Meu sogro morava sozinho já fazia muito tempo, vivia numa casa enorme com 8 quartos e 4 banheiros, uma sala de jogos com mesa de sinuca e uma piscina gigante no fundo. Meu sogro era um sogro cheio da grana.

Os primeiros dias foram normais, não tinha um dia em que meu sogro não me devorasse a bunda com o olhar, e olha, eu adorava aquilo. Adorava quando os homens me comiam a bunda com os olhos, esquentar eles, fazer eles sofrerem – isso me dava um tesão danado.

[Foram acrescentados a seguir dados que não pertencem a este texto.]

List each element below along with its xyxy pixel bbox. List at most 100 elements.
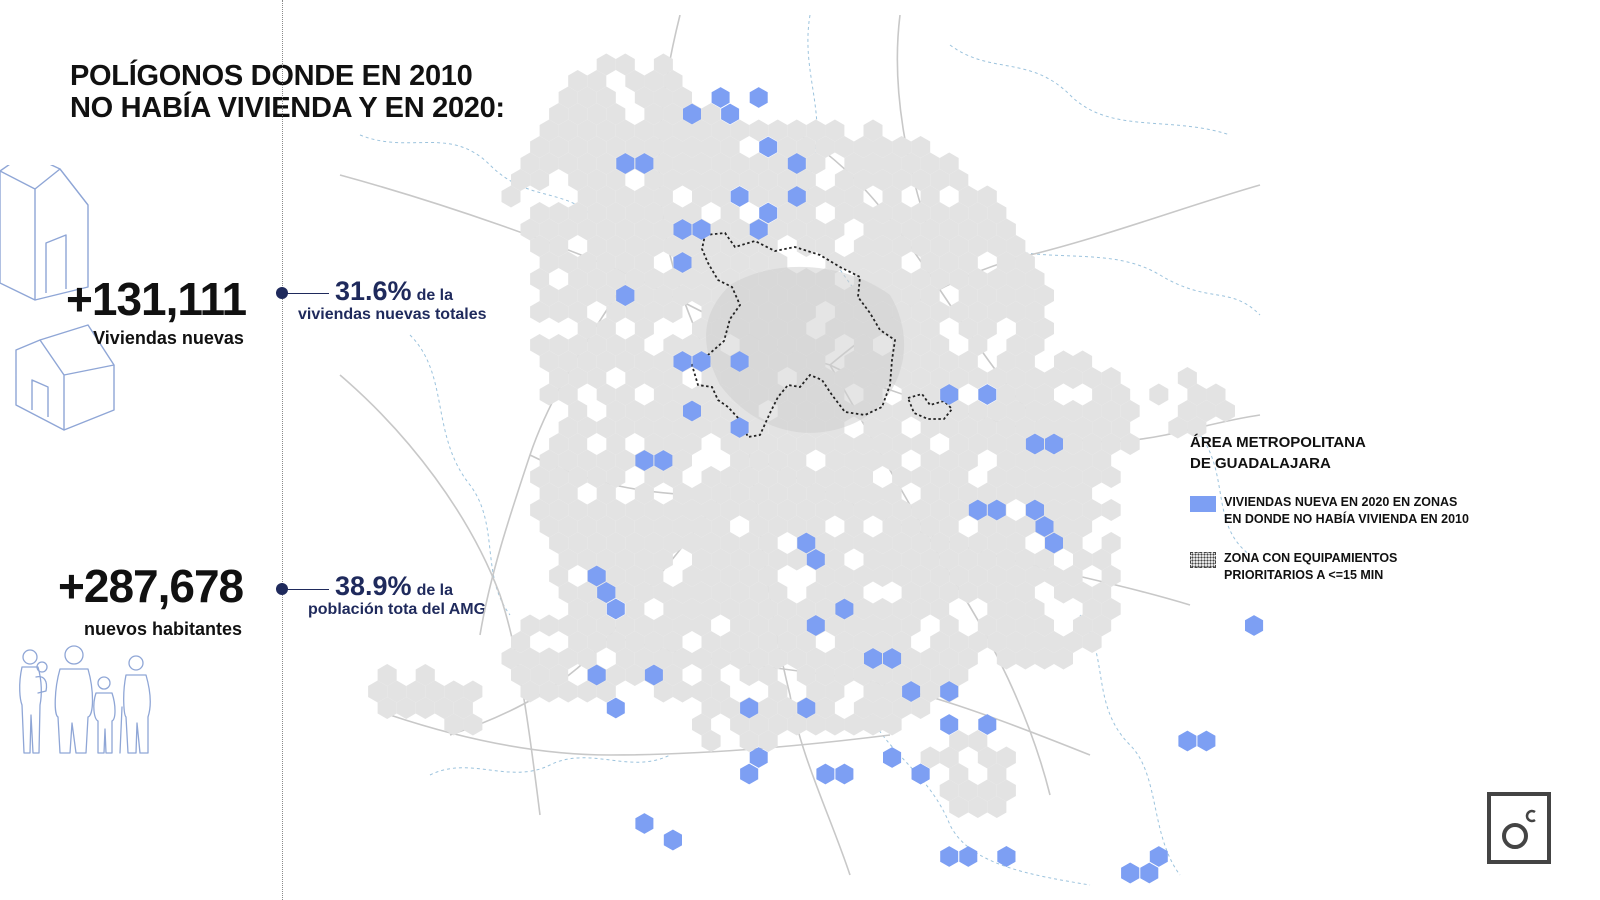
urban-hex xyxy=(444,680,464,703)
urban-hex xyxy=(549,664,569,686)
urban-hex xyxy=(1168,416,1188,439)
urban-hex xyxy=(911,235,931,257)
urban-hex xyxy=(768,614,788,637)
urban-hex xyxy=(682,334,702,356)
urban-hex xyxy=(758,598,778,620)
urban-hex xyxy=(711,680,731,703)
urban-hex xyxy=(625,664,645,686)
urban-hex xyxy=(615,53,635,76)
urban-hex xyxy=(463,680,483,703)
urban-hex xyxy=(996,548,1016,571)
urban-hex xyxy=(892,664,912,686)
urban-hex xyxy=(815,532,835,554)
new-housing-hex xyxy=(1197,730,1216,752)
urban-hex xyxy=(672,284,692,307)
legend-title: ÁREA METROPOLITANA DE GUADALAJARA xyxy=(1190,432,1366,474)
urban-hex xyxy=(777,598,797,620)
urban-hex xyxy=(958,581,978,604)
urban-hex xyxy=(853,532,873,554)
new-housing-hex xyxy=(654,450,673,471)
urban-hex xyxy=(634,86,654,109)
urban-hex xyxy=(549,202,569,224)
urban-hex xyxy=(901,218,921,241)
urban-hex xyxy=(949,499,969,521)
new-housing-hex xyxy=(968,499,987,521)
urban-hex xyxy=(663,631,683,653)
urban-hex xyxy=(930,466,950,488)
urban-hex xyxy=(768,449,788,472)
urban-hex xyxy=(549,499,569,521)
urban-hex xyxy=(558,251,578,274)
urban-hex xyxy=(892,235,912,257)
urban-hex xyxy=(882,185,902,208)
urban-hex xyxy=(672,680,692,703)
new-housing-hex xyxy=(1245,615,1264,636)
urban-hex xyxy=(968,565,988,587)
urban-hex xyxy=(1187,383,1207,406)
urban-hex xyxy=(749,251,769,274)
new-residents-percent-desc: población tota del AMG xyxy=(308,601,487,618)
urban-hex xyxy=(787,218,807,241)
new-housing-hex xyxy=(1045,433,1063,455)
urban-hex xyxy=(530,664,550,686)
urban-hex xyxy=(1044,367,1064,389)
urban-hex xyxy=(558,350,578,373)
urban-hex xyxy=(558,482,578,505)
urban-hex xyxy=(1101,598,1121,620)
urban-hex xyxy=(787,614,807,637)
urban-hex xyxy=(701,169,721,191)
urban-hex xyxy=(539,647,559,670)
urban-hex xyxy=(806,647,826,670)
urban-hex xyxy=(815,136,835,158)
new-housing-hex xyxy=(759,136,778,158)
urban-hex xyxy=(1082,367,1102,389)
urban-hex xyxy=(1044,400,1064,422)
urban-hex xyxy=(892,136,912,158)
urban-hex xyxy=(644,202,664,224)
urban-hex xyxy=(558,383,578,406)
title-line-2: NO HABÍA VIVIENDA Y EN 2020: xyxy=(70,92,505,124)
urban-hex xyxy=(663,301,683,323)
urban-hex xyxy=(625,301,645,323)
urban-hex xyxy=(882,251,902,274)
urban-hex xyxy=(901,317,921,340)
urban-hex xyxy=(577,284,597,307)
urban-hex xyxy=(692,548,712,571)
urban-hex xyxy=(682,136,702,158)
urban-hex xyxy=(577,614,597,637)
percent-suffix: de la xyxy=(416,287,454,304)
urban-hex xyxy=(977,548,997,571)
urban-hex xyxy=(701,235,721,257)
urban-hex xyxy=(796,598,816,620)
new-housing-hex xyxy=(864,648,882,669)
urban-hex xyxy=(977,614,997,637)
urban-hex xyxy=(682,499,702,521)
urban-hex xyxy=(1015,647,1035,670)
new-housing-hex xyxy=(883,747,902,768)
urban-hex xyxy=(958,218,978,241)
urban-hex xyxy=(606,334,626,356)
urban-hex xyxy=(653,548,673,571)
urban-hex xyxy=(777,433,797,455)
urban-hex xyxy=(1025,367,1045,389)
urban-hex xyxy=(530,136,550,158)
urban-hex xyxy=(1101,367,1121,389)
urban-hex xyxy=(1034,647,1054,670)
urban-hex xyxy=(1073,548,1093,571)
urban-hex xyxy=(949,235,969,257)
urban-hex xyxy=(1101,400,1121,422)
urban-hex xyxy=(958,317,978,340)
new-housing-hex xyxy=(683,400,701,422)
urban-hex xyxy=(587,367,607,389)
urban-hex xyxy=(882,482,902,505)
urban-hex xyxy=(996,515,1016,538)
urban-hex xyxy=(415,697,435,719)
urban-hex xyxy=(606,400,626,422)
urban-hex xyxy=(796,664,816,686)
urban-hex xyxy=(977,581,997,604)
urban-hex xyxy=(644,136,664,158)
urban-hex xyxy=(587,598,607,620)
urban-hex xyxy=(1092,581,1112,604)
urban-hex xyxy=(930,598,950,620)
urban-hex xyxy=(758,499,778,521)
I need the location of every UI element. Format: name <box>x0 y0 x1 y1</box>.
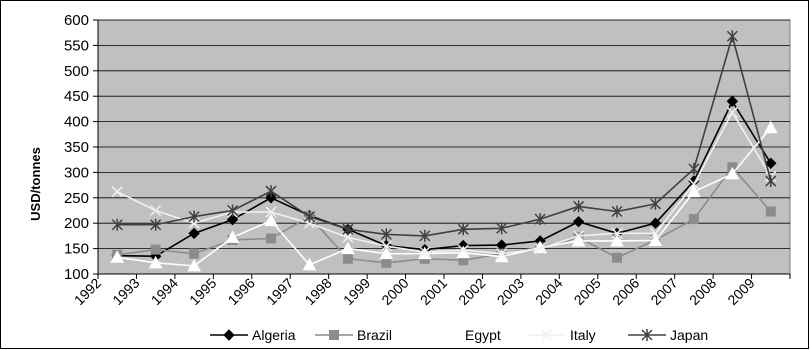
data-point-italy <box>380 240 392 252</box>
data-point-algeria <box>726 95 739 107</box>
data-point-italy <box>726 106 738 118</box>
legend-item-italy: Italy <box>528 327 596 343</box>
gridlines <box>98 19 790 275</box>
data-point-brazil <box>189 248 200 259</box>
data-point-algeria <box>572 215 585 228</box>
data-point-japan <box>688 162 700 175</box>
data-point-japan <box>649 197 661 210</box>
legend: Algeria Brazil Egypt Italy Japan <box>210 327 708 343</box>
data-point-japan <box>188 210 200 223</box>
data-point-algeria <box>765 157 777 169</box>
data-point-brazil <box>150 244 161 255</box>
data-point-japan <box>303 210 315 223</box>
data-point-italy <box>111 186 123 198</box>
data-point-italy <box>419 246 431 258</box>
y-axis-label: USD/tonnes <box>28 147 43 221</box>
data-point-japan <box>150 218 162 231</box>
data-point-italy <box>573 230 585 242</box>
data-point-japan <box>265 185 277 198</box>
data-point-japan <box>457 223 469 236</box>
data-point-brazil <box>612 252 622 263</box>
legend-marker-brazil <box>329 330 339 340</box>
y-tick-label: 200 <box>64 215 89 232</box>
legend-marker-algeria <box>223 329 235 341</box>
y-tick-label: 250 <box>64 190 89 207</box>
data-point-italy <box>649 227 661 239</box>
data-point-japan <box>496 222 508 235</box>
data-point-japan <box>111 218 123 231</box>
legend-label-egypt: Egypt <box>465 327 501 343</box>
legend-item-algeria: Algeria <box>210 327 296 343</box>
data-point-brazil <box>381 257 392 268</box>
data-point-egypt <box>148 255 163 269</box>
series-line-japan <box>117 35 772 237</box>
data-point-egypt <box>571 233 586 247</box>
legend-label-brazil: Brazil <box>357 327 392 343</box>
legend-label-italy: Italy <box>570 327 596 343</box>
legend-item-brazil: Brazil <box>315 327 392 343</box>
data-point-egypt <box>341 241 355 255</box>
legend-marker-egypt <box>435 327 449 341</box>
legend-marker-italy <box>541 329 553 341</box>
data-point-egypt <box>110 250 125 263</box>
data-point-japan <box>534 213 546 226</box>
series-japan <box>111 30 777 242</box>
data-point-japan <box>380 228 392 241</box>
data-point-egypt <box>302 257 317 271</box>
y-tick-label: 300 <box>64 164 89 181</box>
data-point-algeria <box>226 213 239 226</box>
data-point-algeria <box>188 227 200 240</box>
series-group <box>110 30 778 272</box>
data-point-japan <box>573 200 585 213</box>
series-line-algeria <box>117 100 772 258</box>
data-point-egypt <box>725 166 740 180</box>
y-tick-label: 600 <box>64 12 89 29</box>
y-tick-label: 150 <box>64 241 89 258</box>
data-point-italy <box>496 248 508 260</box>
legend-marker-japan <box>641 329 653 341</box>
data-point-egypt <box>187 258 201 272</box>
legend-label-algeria: Algeria <box>252 327 296 343</box>
y-tick-label: 500 <box>64 63 89 80</box>
y-tick-label: 450 <box>64 88 89 105</box>
data-point-egypt <box>763 120 778 134</box>
data-point-japan <box>342 223 354 236</box>
data-point-egypt <box>648 233 663 246</box>
data-point-egypt <box>687 184 701 198</box>
data-point-brazil <box>688 214 699 225</box>
data-point-brazil <box>765 206 776 217</box>
data-point-brazil <box>342 253 353 264</box>
series-egypt <box>110 120 778 272</box>
data-point-brazil <box>266 233 276 244</box>
data-point-japan <box>765 175 777 188</box>
legend-item-egypt: Egypt <box>423 327 501 343</box>
data-point-italy <box>688 178 700 190</box>
y-tick-label: 400 <box>64 114 89 131</box>
data-point-egypt <box>610 233 624 247</box>
data-point-italy <box>457 244 469 256</box>
data-point-italy <box>342 231 354 243</box>
legend-item-japan: Japan <box>628 327 708 343</box>
y-tick-label: 350 <box>64 139 89 156</box>
data-point-egypt <box>379 246 394 260</box>
legend-label-japan: Japan <box>670 327 708 343</box>
data-point-egypt <box>264 213 278 227</box>
data-point-japan <box>726 30 738 43</box>
data-point-algeria <box>265 192 277 204</box>
data-point-algeria <box>649 217 662 229</box>
y-tick-label: 550 <box>64 37 89 54</box>
data-point-italy <box>611 227 623 239</box>
y-tick-label: 100 <box>64 266 89 283</box>
series-line-italy <box>116 111 772 255</box>
data-point-egypt <box>225 230 240 243</box>
data-point-japan <box>419 229 431 242</box>
data-point-japan <box>611 205 623 218</box>
data-point-italy <box>265 206 277 218</box>
data-point-japan <box>227 204 239 217</box>
data-point-italy <box>534 243 546 255</box>
data-point-italy <box>150 204 162 217</box>
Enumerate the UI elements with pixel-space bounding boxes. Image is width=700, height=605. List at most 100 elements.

Eram 11 da manhã e resolvi sair pra piscina pegar um solzinho. Coloquei um biquíni branco. Meu marido estava comigo na piscina, meu sogro na cozinha. Aliás, tanto meu marido quanto meu sogro se chamam Raúl. Nisso, meu sogro chega com umas bebidas e petiscos, leva um pro meu marido, que estava na piscina, saiu e a gente começou a comer e conversar. Meu sogro estava de bermuda, sandália e uma regata amarela. Dava pra ver o peito peludo dele. Tinha que admitir: sempre gostei do cheiro do meu sogro. Cheirava a homem de verdade, um homem bruto, daqueles que são dominantes em tudo. Os filhos dele eram o que ele queria que fossem. A filha mais velha, Angélica, 3 anos mais velha que meu marido, hoje teria 32 anos, era advogada e super bem-sucedida. Meu marido Raúl era administrador de empresas e contador, e o filho mais novo, Cristian, era outro advogado. Todos empregos ligados à empresa do meu sogro, que não vou revelar por questões de segurança. Nosso namoro não foi muito longo, só uns 9 meses, aí ele pediu em casamento e pronto. Ele tá me pressionando pra ter filhos, mas eu ainda não tenho certeza.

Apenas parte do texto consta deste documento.